1 Introduction

Semantic segmentation is to assign consistent labels to pixels with similarly semantic attribute. It has essential applications in the field of unmanned driving, medical image recognition and intelligent safeguard systems, etc.

In the early stage, conventional methods [1, 2], such as threshold optimization and watershed algorithm, were used to segment the image into regions, and the regions were classified and annotated with geometric shapes and textures. Then, probability models [3] and machine learning methods [4] were developed in semantic segmentation in vehicle license plate recognition and medical image segmentation.

Recently, deep Learning [5] has been leading the visual task. Fully convolutional network (FCN) [6] adopted classification networks into the fully convolutional network and transferred the learned representative to pixel-wise classification, followed by many robust networks such as U-Net [7], DeepLabv3 [8] and so on. Thanks to the effects of transpose convolution and skip-layer, the prediction result of FCN not only has the same size as the input but also ensures the robustness and accuracy of FCN.

FCN serves as the foundation and baseline of modern semantic segmentation methods. However, it performs prediction pixel by pixel to pose weak consistency on intra-category. It is helpful to enhance the connection among pixels to improve the performance of FCN. Therefore, it is necessary to increase the discriminative ability of feature representations for pixel-wise recognition. The practical and direct approach is to use the information of adjacent pixels or spatial correlation in the convolution process.

In OCNet [9] and PSPNet [10], the pyramid pooling module partitions the feature maps into multiple regions, and the pixels in each region are regarded as the context of the pixel belonging to the region. The Atrous Spatial Pyramid Pooling module in DeepLabv3 considers spatially sampled pixels at different atrous rates as the context of the centre pixel. In DANet [11], self-attention mechanism [12] is used to capture feature dependence in spatial dimension and channel dimension, respectively.

Inspired by PSPNet, this paper proposes FCN with post-processing attention module (PPAM) and skip-layer attention module (SAM) for semantic segmentation to deal with the problem of poor consistency on intra-category and similarities on intra-category among pixels. PPAM is to capture the spatial dependence of any two pixels in the feature map. SAM is to generate the feature with high resolution and strong semantic information through fusing high-level feature with the low-level feature. The two modules work together to enhance the connection among pixels.

FCN with PPAM and SAM shows an excellent performance of 72.01% mIoU with moderate computational complexity and hardware on PASCAL VOC 2012 .

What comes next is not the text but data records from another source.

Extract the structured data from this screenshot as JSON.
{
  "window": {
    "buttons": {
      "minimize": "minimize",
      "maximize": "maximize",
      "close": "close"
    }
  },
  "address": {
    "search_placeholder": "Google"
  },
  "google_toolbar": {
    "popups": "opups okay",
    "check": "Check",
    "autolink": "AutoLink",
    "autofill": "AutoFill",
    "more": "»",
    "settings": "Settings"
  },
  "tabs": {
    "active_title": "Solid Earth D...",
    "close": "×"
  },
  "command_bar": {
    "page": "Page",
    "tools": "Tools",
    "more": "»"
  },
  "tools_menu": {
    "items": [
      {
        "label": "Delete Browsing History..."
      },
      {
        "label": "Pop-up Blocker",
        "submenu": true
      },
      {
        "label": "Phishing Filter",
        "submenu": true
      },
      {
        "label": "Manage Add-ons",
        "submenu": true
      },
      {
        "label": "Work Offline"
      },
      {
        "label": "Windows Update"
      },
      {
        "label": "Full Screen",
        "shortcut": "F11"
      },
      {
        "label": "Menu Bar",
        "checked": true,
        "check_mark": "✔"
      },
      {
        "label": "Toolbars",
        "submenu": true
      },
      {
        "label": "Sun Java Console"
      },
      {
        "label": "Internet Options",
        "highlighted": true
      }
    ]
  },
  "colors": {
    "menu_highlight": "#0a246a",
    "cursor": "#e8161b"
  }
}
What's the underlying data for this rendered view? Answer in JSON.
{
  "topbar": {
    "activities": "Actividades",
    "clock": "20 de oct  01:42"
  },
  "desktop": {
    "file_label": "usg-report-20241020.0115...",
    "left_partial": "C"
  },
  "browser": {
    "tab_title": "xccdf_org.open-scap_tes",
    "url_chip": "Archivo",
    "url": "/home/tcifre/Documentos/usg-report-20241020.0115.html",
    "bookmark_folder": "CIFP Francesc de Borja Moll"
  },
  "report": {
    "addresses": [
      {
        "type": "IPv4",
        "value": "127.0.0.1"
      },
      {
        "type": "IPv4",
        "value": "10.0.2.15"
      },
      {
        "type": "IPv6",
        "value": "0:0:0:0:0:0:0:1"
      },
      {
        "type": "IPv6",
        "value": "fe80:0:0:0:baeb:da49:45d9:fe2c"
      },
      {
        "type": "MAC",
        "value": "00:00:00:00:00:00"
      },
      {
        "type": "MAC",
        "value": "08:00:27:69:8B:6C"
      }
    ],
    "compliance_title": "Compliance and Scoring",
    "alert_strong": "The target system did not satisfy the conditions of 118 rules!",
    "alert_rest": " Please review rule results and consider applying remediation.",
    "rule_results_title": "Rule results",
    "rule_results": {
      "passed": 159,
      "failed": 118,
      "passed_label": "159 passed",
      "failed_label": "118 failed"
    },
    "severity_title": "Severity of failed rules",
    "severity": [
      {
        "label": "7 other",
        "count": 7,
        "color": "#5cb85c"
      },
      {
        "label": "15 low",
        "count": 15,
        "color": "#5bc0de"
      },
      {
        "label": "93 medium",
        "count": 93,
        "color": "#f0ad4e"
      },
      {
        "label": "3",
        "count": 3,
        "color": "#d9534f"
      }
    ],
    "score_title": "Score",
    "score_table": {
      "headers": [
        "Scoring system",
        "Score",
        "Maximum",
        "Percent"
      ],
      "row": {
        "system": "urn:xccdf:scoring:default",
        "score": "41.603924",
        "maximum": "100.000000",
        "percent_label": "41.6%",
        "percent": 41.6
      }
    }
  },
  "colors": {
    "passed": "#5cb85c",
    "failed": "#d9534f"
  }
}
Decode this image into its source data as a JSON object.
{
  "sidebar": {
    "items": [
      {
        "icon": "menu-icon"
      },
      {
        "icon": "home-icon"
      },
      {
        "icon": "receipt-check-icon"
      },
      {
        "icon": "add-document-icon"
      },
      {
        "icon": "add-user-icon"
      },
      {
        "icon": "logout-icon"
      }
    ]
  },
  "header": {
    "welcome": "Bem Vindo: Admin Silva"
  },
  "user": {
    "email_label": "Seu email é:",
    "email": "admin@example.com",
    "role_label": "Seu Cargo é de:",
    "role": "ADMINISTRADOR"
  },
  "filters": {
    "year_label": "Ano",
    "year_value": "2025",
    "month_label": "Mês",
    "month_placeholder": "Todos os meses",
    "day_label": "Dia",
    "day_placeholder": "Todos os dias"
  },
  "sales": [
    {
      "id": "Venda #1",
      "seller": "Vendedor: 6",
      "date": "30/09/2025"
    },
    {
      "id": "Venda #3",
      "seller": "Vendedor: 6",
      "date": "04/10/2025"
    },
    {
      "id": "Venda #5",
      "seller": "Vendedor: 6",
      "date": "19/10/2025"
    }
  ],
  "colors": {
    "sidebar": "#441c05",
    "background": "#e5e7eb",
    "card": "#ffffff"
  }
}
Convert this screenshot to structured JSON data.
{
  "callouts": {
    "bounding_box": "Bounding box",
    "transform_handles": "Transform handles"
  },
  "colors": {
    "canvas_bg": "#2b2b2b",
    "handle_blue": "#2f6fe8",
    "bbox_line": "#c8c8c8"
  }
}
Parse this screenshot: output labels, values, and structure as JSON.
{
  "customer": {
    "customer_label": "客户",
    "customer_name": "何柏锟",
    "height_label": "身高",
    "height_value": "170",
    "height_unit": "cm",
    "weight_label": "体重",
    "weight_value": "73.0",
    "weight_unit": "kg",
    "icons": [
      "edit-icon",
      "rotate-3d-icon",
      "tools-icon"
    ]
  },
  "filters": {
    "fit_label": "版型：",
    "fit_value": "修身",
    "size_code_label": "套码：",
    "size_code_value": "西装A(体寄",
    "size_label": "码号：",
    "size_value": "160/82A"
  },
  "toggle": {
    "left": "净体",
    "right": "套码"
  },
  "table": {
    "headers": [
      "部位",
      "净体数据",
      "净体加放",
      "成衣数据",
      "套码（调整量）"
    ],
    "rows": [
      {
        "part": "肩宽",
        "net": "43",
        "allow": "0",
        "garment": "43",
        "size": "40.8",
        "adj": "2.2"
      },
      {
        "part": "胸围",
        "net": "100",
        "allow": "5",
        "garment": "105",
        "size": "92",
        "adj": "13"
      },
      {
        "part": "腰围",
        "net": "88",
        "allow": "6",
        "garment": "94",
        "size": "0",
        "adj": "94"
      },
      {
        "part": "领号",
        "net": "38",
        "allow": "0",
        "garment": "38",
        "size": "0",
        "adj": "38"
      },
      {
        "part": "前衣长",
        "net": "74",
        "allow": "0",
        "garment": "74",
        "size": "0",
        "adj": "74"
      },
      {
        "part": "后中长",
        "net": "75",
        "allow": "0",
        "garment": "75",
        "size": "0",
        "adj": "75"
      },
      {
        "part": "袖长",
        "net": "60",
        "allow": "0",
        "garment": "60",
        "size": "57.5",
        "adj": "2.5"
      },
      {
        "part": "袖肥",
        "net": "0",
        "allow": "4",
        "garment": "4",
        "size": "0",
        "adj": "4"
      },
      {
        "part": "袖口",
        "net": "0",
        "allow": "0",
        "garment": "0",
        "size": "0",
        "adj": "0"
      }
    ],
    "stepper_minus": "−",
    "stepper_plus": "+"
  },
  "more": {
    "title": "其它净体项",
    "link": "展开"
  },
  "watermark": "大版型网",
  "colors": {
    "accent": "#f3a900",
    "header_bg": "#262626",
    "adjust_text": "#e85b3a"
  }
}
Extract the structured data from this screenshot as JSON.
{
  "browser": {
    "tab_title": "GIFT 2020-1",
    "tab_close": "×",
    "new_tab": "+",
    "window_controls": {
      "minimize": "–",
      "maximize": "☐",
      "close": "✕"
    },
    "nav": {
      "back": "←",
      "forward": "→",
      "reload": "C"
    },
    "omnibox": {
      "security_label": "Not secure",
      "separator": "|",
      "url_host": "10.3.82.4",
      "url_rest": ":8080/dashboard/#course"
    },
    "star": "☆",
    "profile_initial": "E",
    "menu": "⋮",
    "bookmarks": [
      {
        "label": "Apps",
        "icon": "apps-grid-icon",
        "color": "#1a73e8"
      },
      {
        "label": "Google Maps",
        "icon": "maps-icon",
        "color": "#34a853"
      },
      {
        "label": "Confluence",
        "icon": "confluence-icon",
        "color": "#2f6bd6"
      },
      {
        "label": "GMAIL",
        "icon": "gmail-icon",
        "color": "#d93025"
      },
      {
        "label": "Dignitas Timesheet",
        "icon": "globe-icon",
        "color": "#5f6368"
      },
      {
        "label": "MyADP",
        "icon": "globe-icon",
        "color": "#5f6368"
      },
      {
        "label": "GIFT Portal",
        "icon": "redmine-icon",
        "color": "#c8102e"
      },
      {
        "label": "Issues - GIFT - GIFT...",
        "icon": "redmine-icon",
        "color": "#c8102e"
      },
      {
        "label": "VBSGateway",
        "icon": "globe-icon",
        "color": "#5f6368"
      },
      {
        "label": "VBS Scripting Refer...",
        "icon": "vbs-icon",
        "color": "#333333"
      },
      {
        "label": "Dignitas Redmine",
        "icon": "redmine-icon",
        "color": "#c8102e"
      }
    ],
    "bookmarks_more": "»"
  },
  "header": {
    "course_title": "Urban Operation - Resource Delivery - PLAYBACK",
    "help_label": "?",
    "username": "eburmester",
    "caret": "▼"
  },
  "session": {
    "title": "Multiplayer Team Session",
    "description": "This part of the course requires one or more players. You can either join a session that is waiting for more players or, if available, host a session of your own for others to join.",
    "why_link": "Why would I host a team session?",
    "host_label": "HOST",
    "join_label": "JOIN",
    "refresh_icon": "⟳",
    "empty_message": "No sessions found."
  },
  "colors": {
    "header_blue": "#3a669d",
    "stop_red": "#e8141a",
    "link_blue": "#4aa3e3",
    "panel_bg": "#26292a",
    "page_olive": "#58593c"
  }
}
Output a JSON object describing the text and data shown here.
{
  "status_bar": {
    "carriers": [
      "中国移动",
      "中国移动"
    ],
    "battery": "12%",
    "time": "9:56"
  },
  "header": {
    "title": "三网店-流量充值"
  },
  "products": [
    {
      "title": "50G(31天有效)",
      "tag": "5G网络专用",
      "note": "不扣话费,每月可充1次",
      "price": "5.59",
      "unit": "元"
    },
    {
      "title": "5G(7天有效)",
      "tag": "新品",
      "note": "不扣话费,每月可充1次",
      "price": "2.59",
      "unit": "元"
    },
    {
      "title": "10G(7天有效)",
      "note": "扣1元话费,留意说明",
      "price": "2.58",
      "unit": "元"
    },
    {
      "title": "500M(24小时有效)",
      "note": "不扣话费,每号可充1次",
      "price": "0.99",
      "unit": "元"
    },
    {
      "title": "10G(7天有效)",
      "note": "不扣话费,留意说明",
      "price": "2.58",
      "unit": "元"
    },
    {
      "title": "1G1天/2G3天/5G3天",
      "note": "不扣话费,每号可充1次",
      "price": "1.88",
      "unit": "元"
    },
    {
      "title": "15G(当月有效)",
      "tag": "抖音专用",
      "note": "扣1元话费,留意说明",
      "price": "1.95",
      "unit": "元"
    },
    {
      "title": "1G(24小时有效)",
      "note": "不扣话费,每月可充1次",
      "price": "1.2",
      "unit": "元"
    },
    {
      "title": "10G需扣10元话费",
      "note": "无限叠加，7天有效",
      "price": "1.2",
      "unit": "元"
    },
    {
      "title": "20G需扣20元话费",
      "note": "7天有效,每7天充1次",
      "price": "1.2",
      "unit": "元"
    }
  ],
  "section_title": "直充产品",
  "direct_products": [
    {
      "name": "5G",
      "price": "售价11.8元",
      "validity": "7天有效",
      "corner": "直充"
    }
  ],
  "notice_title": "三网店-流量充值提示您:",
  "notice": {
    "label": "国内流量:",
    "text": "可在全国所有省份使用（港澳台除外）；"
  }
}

The main contributions are summarized below.

  1. (1)

    We propose the FCN with attention modules, which is used to improve the consistency of semantic prediction.

  2. (2)

    We design the PPAM and SAM to improve the performance of segmentation. PPAM is used to compute similarity among pixels, and extract precise pixel-wise contextual information from high-level feature map in FCN. SAM is to fuse semantic information from a high level with contour information from a low level.

  3. (3)

    We formulate the loss function by the sum of Branch-1 loss function and Branch-2 loss function. Compared with the conventional method with only one branch cross-entropy loss function, Branch-2 loss we designed provides fault tolerance for network, add extra gradient flow during back-propagation, thereby helping to reduce gradient vanishing problem.

Fig. 1
figure 1

Overall architecture of the proposed model. ‘Conv+Pool’ represents convolution layer and pooling layer, ‘Res-1,2,3,4’ represents residual modules in dilated ResNet-50, ‘PPAM’ represents post-processing attention module, which is shown in Fig. 3, and ‘SAM’ represents skip-layer attention module, which is shown in Fig. 4. The red and blue lines represent the down-sample and up-sample operators, respectively

2 Related work

There are a variety of networks proposed to carry out semantic segmentation tasks. Firstly, the network represented by DeepLab system [13] introduces atrous convolution and spatial pyramid pooling with different void rates in different branches to obtain multi-scale image representation. Secondly, changing the encoder–decoder structure to produce better quality results is also a hot topic. Besides, more and more networks are beginning to add attention mechanisms to capture context information. These methods make use of the context information as much as possible by changing the structure of the network.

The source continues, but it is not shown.